La decisione in commento appare esente da rilievi critici.

A fronte della sentenza di patteggiamento, che ha cristallizzato la violazione della legge penale in capo all’incolpato, il C.N.F. ha avuto infatti buon gioco nel limitarsi a richiamare la decisione assunta all’esito del processo penale, attesa la sua efficacia di giudicato anche nel disciplinare ex art. 651 c.p.p. essendo divenuta irrevocabile prima del 30.12.2022.

Si segnala infine un aspetto relativo alla sanzione disciplinare irrogata.

Nel caso che occupa, la vicenda si è conclusa con la sospensione dall’esercizio della professione per la durata di sei mesi.

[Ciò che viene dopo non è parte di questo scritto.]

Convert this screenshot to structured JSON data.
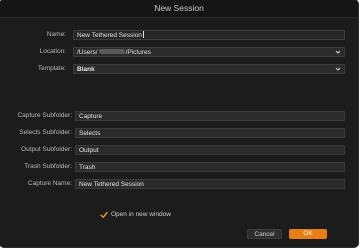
{
  "window": {
    "title": "New Session"
  },
  "form": {
    "name": {
      "label": "Name:",
      "value": "New Tethered Session"
    },
    "location": {
      "label": "Location:",
      "value_prefix": "/Users/",
      "value_suffix": "/Pictures"
    },
    "template": {
      "label": "Template:",
      "value": "Blank"
    },
    "capture_subfolder": {
      "label": "Capture Subfolder:",
      "value": "Capture"
    },
    "selects_subfolder": {
      "label": "Selects Subfolder:",
      "value": "Selects"
    },
    "output_subfolder": {
      "label": "Output Subfolder:",
      "value": "Output"
    },
    "trash_subfolder": {
      "label": "Trash Subfolder:",
      "value": "Trash"
    },
    "capture_name": {
      "label": "Capture Name:",
      "value": "New Tethered Session"
    }
  },
  "options": {
    "open_in_new_window": {
      "label": "Open in new window",
      "checked": true
    }
  },
  "buttons": {
    "cancel": "Cancel",
    "ok": "OK"
  },
  "colors": {
    "accent": "#e67e12",
    "background": "#1c1c1c",
    "field": "#2b2b2b"
  },
  "icons": {
    "checkmark": "checkmark-icon",
    "dropdown": "chevron-down-icon"
  }
}
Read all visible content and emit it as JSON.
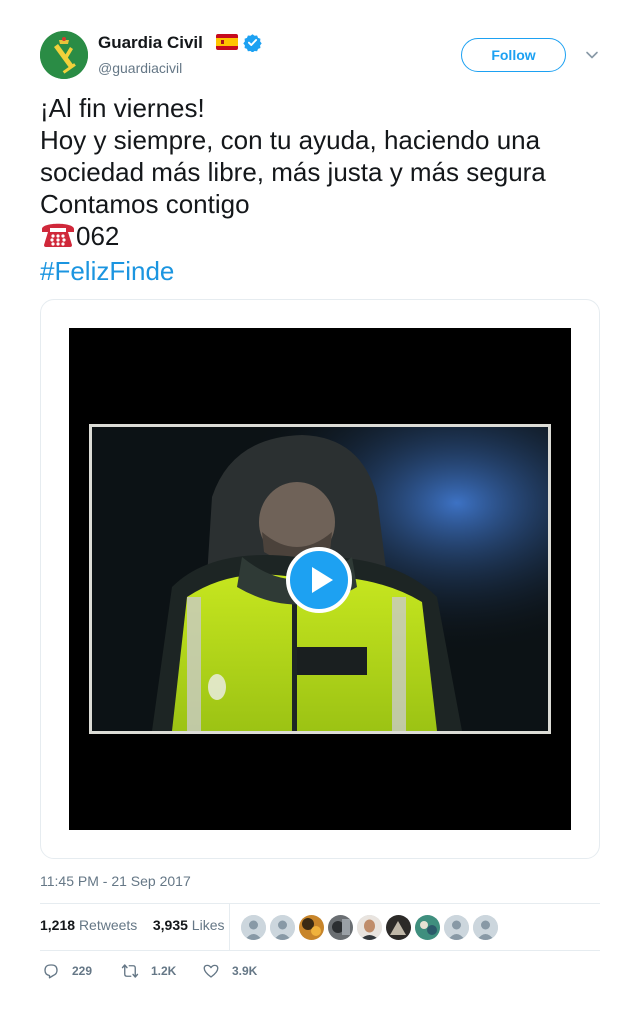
{
  "header": {
    "name": "Guardia Civil",
    "handle": "@guardiacivil",
    "follow_label": "Follow"
  },
  "tweet": {
    "lines": [
      "¡Al fin viernes!",
      "Hoy y siempre, con tu ayuda, haciendo una",
      "sociedad más libre, más justa y más segura",
      "Contamos contigo"
    ],
    "phone_number": "062",
    "hashtag": "#FelizFinde"
  },
  "meta": {
    "timestamp": "11:45 PM - 21 Sep 2017",
    "retweets_count": "1,218",
    "retweets_label": "Retweets",
    "likes_count": "3,935",
    "likes_label": "Likes"
  },
  "actions": {
    "replies": "229",
    "retweets": "1.2K",
    "likes": "3.9K"
  },
  "colors": {
    "accent": "#1da1f2",
    "hashtag": "#1b95e0",
    "muted": "#657786",
    "avatar_bg": "#2a8c45"
  },
  "icons": [
    "verified-badge-icon",
    "spain-flag-icon",
    "caret-down-icon",
    "telephone-icon",
    "play-icon",
    "reply-icon",
    "retweet-icon",
    "heart-icon"
  ]
}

Come noto, però, l’art. 17, co. 1, lett. g) l. n. 247/2012 annovera tra i requisiti soggettivi per l’iscrizione all’albo degli avvocati il non aver riportato condanne per taluni gravi reati, tra cui il patrocinio infedele.

La competenza ad ordinare la cancellazione dall’albo, che non viene considerata una sanzione, non spetta all’organo disciplinare, bensì al consiglio dell’ordine, il quale può attivarsi anche d’ufficio quando per un iscritto viene meno uno dei presupposti menzionati dalla citata disposizione (art. 17, co. 9, lett. a) d. lgs. n. 247/2012).

Nel caso in commento, quindi, l’incolpato ha perduto i requisiti soggettivi di permanenza nell’albo degli avvocati e, oltre a dover scontare la sanzione disciplinare, rischia anche la cancellazione a cura dell’ordine territorialmente competente.